En présence de Madame Fabienne ATZORI, Procureur Général.
A l'issue des débats, la présidente a indiqué que l'arrêt sera prononcé, par sa mise à disposition le 27 novembre 2024.
Arrêt : prononcé publiquement par sa mise à disposition des parties le 27 novembre 2024.
Greffiere lors des débats et de la mise à disposition : Madame Nathalie BEBEAU, Greffière.
* * *
LA COUR
EXPOSE DES FAITS ET DE LA PROCÉDURE
La SARL [5] (ci-après société [5]), spécialisée dans le contrôle et la prévention des installations électriques, a été créée le 5 décembre 2005 et avait pour gérant M. [D] [B] [I].
Sur assignation de la Caisse générale de sécurité sociale de La Réunion (CGSSR) du 25 mars 2019, le tribunal mixte de commerce de Saint-Denis de La Réunion a ouvert une procédure de redressement judiciaire à l'égard de la société [5] par jugement du 5 juin 2019 et désigné la Selarl [U], prise en la personne de Maître [X] [U] en qualité de mandataire judiciaire, avec fixation provisoire de la date de cessation des paiements au 16 octobre 2018.
Par jugement du 26 septembre 2019, le tribunal mixte de commerce de Saint-Denis de La Réunion a converti la procédure de redressement en liquidation judiciaire, Maître [U] étant nommé en qualité de liquidateur judiciaire.
Par acte de commissaire de justice du 8 septembre 2022, la Selarl [U], ès qualités de liquidateur judiciaire de la société [5] a fait assigner devant le tribunal mixte de commerce de Saint-Denis de La Réunion M. [I] dans le cadre d'une action en responsabilité pour insuffisance d'actif aux fins d'obtenir sa condamnation au paiement de la somme de 325 000 euros avec exécution provisoire a minima à hauteur de 50 % du quantum de la condamnation, outre la somme de 2 500 euros au titre de l'article 700 du code de procédure civile et aux entiers dépens, en ce compris notamment les frais de signification et enrôlement de l'assignation.
Le rapport du juge-commissaire a été rendu le 15 novembre 2022 et l'assignation a été transmise au ministère public qui s'est associé aux moyens soulevés par la Selarl [U] et a requis une faillite personnelle d'une durée de cinq ans à l'encontre de M. [I].

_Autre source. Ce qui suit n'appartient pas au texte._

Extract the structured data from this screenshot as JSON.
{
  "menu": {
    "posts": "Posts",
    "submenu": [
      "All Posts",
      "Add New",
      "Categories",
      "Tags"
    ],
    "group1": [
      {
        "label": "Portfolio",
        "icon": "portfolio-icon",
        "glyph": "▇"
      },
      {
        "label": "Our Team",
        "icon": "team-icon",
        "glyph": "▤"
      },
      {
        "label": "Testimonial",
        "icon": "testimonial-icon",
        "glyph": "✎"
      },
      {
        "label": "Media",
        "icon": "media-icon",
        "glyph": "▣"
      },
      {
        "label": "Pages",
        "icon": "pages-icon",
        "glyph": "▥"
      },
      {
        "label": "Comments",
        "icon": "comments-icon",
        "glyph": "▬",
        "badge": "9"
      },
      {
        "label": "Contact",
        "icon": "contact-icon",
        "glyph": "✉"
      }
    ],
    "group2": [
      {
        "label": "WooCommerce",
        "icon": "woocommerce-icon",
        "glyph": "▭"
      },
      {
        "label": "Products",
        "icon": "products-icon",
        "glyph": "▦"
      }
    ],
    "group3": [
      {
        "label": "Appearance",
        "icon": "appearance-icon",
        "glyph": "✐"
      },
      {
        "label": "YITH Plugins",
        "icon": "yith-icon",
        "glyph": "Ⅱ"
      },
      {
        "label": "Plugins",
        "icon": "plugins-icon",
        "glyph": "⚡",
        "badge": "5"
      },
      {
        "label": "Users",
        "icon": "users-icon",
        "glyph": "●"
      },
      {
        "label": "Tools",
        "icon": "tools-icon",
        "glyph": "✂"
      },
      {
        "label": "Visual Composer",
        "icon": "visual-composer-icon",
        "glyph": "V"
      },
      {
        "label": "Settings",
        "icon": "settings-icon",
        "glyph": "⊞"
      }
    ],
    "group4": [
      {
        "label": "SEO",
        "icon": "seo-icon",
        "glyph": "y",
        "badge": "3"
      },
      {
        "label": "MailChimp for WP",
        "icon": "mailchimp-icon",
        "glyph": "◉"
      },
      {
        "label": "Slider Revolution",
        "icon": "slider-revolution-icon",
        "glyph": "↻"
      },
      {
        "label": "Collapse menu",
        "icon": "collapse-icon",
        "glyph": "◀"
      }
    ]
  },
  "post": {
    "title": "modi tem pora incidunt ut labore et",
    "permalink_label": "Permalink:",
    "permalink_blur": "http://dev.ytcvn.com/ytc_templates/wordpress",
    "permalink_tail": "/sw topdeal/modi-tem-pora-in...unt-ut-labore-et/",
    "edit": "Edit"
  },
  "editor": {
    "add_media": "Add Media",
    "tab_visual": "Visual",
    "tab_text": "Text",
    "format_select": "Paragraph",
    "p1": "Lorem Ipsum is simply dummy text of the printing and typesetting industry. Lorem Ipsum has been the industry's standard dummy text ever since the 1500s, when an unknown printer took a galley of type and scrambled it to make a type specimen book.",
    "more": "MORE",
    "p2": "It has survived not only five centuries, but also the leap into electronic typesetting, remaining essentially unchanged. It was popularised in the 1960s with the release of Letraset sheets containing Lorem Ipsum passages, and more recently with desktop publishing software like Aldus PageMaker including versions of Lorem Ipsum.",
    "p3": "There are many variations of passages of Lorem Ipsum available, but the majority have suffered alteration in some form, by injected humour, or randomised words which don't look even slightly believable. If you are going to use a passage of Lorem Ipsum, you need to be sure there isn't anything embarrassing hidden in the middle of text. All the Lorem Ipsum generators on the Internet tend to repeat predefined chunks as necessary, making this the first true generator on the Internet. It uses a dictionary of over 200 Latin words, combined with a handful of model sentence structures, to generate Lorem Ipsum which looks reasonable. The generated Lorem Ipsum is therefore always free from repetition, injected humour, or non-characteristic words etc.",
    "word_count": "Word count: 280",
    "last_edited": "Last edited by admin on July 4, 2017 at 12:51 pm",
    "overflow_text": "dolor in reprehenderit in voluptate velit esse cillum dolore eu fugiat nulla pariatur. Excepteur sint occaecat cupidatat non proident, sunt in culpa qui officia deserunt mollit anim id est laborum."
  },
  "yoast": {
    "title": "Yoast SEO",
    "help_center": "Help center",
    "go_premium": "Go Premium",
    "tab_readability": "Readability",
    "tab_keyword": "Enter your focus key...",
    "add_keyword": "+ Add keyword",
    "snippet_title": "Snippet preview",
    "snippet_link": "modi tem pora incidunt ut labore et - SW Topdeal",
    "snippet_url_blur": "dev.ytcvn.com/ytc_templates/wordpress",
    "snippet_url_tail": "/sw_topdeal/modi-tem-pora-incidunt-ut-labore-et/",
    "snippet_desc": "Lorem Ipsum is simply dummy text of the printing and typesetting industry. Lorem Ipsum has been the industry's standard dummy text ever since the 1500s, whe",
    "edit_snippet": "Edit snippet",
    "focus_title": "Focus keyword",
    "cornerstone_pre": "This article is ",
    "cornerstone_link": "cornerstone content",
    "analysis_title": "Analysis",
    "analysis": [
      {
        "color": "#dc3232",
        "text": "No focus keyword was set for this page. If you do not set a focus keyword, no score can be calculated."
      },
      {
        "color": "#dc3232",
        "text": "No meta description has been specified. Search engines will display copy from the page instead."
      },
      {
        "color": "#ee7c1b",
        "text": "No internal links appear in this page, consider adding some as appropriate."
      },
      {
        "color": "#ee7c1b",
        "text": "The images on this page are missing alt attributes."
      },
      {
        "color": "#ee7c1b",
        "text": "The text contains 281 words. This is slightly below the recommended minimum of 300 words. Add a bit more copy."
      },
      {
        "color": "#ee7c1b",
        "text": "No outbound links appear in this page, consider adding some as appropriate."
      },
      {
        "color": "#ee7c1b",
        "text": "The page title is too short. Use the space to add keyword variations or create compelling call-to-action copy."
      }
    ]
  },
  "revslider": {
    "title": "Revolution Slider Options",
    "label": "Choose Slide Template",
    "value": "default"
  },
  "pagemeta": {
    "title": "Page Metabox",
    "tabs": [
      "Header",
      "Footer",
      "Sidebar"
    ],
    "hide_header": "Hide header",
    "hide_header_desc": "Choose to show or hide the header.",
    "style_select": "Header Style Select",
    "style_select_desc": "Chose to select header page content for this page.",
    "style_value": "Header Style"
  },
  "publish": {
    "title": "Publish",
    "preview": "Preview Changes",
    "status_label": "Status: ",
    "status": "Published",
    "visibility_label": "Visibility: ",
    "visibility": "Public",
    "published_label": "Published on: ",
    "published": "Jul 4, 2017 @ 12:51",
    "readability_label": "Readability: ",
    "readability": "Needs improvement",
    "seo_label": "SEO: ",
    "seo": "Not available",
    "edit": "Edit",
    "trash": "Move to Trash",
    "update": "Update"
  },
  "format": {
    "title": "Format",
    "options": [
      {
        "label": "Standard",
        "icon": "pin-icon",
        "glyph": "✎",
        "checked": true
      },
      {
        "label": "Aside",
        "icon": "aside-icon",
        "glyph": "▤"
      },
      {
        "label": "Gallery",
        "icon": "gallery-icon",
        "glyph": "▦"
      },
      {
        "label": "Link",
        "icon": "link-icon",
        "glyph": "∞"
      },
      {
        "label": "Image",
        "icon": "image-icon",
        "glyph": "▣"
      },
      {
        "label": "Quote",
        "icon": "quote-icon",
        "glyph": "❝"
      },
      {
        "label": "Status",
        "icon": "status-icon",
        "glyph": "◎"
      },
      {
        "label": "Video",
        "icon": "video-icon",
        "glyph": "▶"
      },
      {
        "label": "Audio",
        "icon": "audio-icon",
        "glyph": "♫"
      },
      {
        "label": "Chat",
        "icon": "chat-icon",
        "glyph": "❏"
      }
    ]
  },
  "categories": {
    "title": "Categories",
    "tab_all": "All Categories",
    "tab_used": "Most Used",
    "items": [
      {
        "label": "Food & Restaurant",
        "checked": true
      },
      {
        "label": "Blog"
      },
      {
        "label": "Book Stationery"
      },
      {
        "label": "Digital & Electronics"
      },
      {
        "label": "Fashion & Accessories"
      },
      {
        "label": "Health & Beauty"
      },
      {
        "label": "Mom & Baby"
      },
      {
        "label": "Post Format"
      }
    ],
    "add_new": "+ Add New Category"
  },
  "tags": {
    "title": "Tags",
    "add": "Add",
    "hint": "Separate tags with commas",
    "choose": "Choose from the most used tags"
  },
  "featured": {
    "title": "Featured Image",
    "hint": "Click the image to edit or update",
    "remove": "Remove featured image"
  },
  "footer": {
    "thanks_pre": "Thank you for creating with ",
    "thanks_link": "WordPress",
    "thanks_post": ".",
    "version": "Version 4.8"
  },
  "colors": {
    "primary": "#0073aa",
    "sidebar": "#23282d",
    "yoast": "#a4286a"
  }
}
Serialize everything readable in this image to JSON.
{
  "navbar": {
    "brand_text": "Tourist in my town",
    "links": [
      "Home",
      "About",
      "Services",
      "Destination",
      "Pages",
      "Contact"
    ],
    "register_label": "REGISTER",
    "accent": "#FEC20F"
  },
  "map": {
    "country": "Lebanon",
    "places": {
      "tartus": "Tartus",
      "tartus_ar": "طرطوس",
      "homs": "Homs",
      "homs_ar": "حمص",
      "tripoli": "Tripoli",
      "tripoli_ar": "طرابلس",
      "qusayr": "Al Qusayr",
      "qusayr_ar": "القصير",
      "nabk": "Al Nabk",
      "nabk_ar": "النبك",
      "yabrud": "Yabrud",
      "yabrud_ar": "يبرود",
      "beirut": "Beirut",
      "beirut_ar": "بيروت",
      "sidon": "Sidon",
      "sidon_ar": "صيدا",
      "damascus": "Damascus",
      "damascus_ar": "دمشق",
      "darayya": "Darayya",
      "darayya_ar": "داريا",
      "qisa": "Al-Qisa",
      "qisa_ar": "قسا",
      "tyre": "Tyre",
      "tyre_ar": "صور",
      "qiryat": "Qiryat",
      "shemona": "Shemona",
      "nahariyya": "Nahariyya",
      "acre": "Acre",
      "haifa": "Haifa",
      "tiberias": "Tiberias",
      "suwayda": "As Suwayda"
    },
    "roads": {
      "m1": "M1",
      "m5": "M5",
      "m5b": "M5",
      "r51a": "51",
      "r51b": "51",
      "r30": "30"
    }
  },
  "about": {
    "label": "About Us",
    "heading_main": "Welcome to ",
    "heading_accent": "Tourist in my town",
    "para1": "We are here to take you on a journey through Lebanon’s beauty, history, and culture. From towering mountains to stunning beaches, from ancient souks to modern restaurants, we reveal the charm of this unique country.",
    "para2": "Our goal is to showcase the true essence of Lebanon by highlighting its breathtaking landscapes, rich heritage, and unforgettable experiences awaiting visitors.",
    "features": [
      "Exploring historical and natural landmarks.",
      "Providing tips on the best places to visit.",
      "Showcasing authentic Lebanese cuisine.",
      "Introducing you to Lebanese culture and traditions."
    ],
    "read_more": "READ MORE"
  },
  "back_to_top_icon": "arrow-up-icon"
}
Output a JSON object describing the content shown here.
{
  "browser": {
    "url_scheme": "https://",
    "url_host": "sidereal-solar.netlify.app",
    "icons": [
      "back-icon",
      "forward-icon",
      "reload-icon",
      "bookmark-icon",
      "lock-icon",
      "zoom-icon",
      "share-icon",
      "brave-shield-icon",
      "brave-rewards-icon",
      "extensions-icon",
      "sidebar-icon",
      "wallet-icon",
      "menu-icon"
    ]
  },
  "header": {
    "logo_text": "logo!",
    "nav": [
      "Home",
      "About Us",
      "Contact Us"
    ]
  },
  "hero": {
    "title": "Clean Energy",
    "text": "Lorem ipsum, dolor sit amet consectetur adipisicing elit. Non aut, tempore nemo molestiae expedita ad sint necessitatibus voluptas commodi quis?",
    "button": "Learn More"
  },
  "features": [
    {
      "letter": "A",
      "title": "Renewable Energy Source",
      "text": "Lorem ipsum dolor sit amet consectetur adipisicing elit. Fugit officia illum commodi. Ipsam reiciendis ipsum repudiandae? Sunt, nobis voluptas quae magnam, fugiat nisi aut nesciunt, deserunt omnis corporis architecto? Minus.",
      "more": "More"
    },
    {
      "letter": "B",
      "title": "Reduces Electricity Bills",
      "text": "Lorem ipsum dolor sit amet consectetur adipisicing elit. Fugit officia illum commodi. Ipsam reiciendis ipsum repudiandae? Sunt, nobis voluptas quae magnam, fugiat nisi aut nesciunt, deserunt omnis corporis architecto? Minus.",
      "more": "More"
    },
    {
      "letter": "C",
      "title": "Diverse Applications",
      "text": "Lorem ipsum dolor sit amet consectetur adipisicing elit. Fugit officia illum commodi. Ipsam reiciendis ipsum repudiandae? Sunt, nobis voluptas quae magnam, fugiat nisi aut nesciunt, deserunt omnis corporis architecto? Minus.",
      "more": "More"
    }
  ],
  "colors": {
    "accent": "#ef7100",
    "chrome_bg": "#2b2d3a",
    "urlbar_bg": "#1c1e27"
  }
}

Par jugement du 27 septembre 2023, le tribunal mixte de commerce de Saint-Denis de La Réunion a :
- déclaré recevable l'action en responsabilité pour insuffisance d'actif formée par la Selarl [U] ès qualités de mandataire-liquidateur de la société [5] ;
- condamné M. [D] [B] [I] à payer la somme de 250 000 euros à la Selarl [U] prise en la personne de Maître [X] [U], ès qualités de liquidateur judiciaire de la SARL [5] au titre de la responsabilité pour insuffisance d'actif, avec exécution provisoire à hauteur de 50 % de ce montant ;
- déclaré irrecevable la mesure de faillite personnelle requise à l'encontre de M. [D] [B] [I] pour cause de prescription ;
- dit qu'en application de l'article R651-3 du code de commerce, le présent jugement sera communiqué par le greffe au procureur de la République ;
- condamné M. [D] [B] [I] à payer à la Selarl [U] prise en la personne de Maître [X] [U], ès qualités de liquidateur judiciaire de la société [5] la somme de 1 500 euros au titre de l'article 700 du code de procédure civile ;
- condamné M. [D] [B] [I] au paiement des entiers dépens.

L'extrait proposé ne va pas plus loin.